My situation exactly... How reliable have those 751-K's been for you? I'm awaiting a call back from Ken as we speak.
Ron


----------



## Steve Rothstein (Jan 1, 2021)

freescopesdad said:


> My situation exactly... How reliable have those 751-K's been for you? I'm awaiting a call back from Ken as we speak.
> Ron


Very reliable. I like them and will use them again in my next layout.


----------



## freescopesdad (Nov 6, 2021)

Steve Rothstein said:


> Very reliable. I like them and will use them again in my next layout.


Thanks Steve. I ordered 11 of the 751K's, the prewired harnesses plus a pack of LEDs. Hopefully they will ship today and I should get them in a week. My predrilled control panel is ready and waiting...
Ron


----------



## freescopesdad (Nov 6, 2021)

Everything came yesterday, so today's task is to wire up one turnout with LEDs and make sure it works AND understand what is going on...


----------



## pkananen (1 mo ago)

freescopesdad said:


> Everything came yesterday, so today's task is to wire up one turnout with LEDs and make sure it works AND understand what is going on...


How did they work out for you?


----------



## J.Albert1949 (Feb 3, 2018)

_"Can I run my DCC trains using DCC++ Arduino Mega and Motor Shield while, at the same time, running my Kato #6 turnouts using the original AC power from my Railpower1300 powerpack through the DC converter?"_

An older post, but my thoughts if anyone has the question in the future.
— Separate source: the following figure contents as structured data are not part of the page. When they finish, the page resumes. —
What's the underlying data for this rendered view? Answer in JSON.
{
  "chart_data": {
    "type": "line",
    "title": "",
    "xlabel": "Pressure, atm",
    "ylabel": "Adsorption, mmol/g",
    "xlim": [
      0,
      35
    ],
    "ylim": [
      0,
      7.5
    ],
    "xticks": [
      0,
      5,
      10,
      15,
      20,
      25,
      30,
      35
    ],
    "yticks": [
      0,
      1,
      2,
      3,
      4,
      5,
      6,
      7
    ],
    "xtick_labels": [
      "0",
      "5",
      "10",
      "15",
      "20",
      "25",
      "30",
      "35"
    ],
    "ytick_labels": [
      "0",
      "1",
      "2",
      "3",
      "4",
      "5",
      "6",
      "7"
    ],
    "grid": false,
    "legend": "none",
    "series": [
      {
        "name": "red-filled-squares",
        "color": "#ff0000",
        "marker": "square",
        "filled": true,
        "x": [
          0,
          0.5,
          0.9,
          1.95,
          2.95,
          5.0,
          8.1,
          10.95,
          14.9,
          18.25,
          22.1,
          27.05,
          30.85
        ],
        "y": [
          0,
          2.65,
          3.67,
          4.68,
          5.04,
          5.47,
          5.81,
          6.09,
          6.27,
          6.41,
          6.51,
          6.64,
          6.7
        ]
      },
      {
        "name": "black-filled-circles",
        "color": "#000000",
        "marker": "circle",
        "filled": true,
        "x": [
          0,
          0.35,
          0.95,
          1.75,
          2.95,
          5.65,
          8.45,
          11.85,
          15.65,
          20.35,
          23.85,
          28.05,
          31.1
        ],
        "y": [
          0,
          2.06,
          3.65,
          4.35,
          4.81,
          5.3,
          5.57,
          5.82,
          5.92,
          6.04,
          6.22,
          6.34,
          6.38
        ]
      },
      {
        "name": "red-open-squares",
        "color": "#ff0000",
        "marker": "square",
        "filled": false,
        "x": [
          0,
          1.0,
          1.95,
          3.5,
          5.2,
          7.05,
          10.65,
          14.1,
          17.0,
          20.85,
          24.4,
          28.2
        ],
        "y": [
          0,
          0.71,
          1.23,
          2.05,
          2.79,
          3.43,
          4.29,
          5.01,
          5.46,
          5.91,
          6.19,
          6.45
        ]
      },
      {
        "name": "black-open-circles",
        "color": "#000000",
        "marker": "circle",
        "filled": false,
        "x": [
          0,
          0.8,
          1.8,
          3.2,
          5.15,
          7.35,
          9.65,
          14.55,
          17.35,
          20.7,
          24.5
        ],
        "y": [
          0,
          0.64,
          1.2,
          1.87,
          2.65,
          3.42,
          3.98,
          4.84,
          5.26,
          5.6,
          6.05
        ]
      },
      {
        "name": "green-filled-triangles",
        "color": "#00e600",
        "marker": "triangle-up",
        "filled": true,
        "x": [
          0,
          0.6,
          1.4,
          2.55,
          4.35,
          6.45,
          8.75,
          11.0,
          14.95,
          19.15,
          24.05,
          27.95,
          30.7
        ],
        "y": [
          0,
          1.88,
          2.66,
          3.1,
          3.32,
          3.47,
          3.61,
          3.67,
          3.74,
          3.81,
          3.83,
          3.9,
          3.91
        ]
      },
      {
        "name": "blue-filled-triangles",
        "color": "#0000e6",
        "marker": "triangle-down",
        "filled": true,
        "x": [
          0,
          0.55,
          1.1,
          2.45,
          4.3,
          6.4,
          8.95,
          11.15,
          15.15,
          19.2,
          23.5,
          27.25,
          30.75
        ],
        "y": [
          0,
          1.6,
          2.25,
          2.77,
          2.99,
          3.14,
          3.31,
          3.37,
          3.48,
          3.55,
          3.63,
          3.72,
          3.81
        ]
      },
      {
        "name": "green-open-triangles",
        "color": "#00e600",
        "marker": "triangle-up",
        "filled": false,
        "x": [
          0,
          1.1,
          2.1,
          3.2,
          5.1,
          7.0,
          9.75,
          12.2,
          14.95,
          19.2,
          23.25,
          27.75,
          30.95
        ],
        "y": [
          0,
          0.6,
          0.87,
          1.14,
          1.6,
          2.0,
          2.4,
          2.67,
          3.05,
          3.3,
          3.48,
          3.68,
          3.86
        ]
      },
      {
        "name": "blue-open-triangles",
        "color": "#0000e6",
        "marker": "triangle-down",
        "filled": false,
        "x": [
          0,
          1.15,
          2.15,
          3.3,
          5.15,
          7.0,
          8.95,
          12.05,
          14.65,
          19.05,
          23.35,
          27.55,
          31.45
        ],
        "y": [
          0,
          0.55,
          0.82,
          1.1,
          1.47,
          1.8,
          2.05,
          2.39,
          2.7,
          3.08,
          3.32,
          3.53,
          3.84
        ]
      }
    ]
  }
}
I was looking for a quick-n-easy setup, so I used the Kato switch levers and connecting cables. You can see the Kato ac-dc "converter" (part number 24-842) on the left:








For a 15v ac power source, I used the "auxilliary" hookup on an OLD MRC power pack (from the 1970's!):








I ran the leads from the MRC to a short terminal block, and connected the leads to the Kato ac-dc converter:








Works fine.
There's no "connection" between "switch power" and "track power".
DCC runs just fine with this setup.

I'm currently using a Digikeijs DR5000 "universal controller" box, and for control I use the Roco z21 app running on a Samsung (Android) tablet.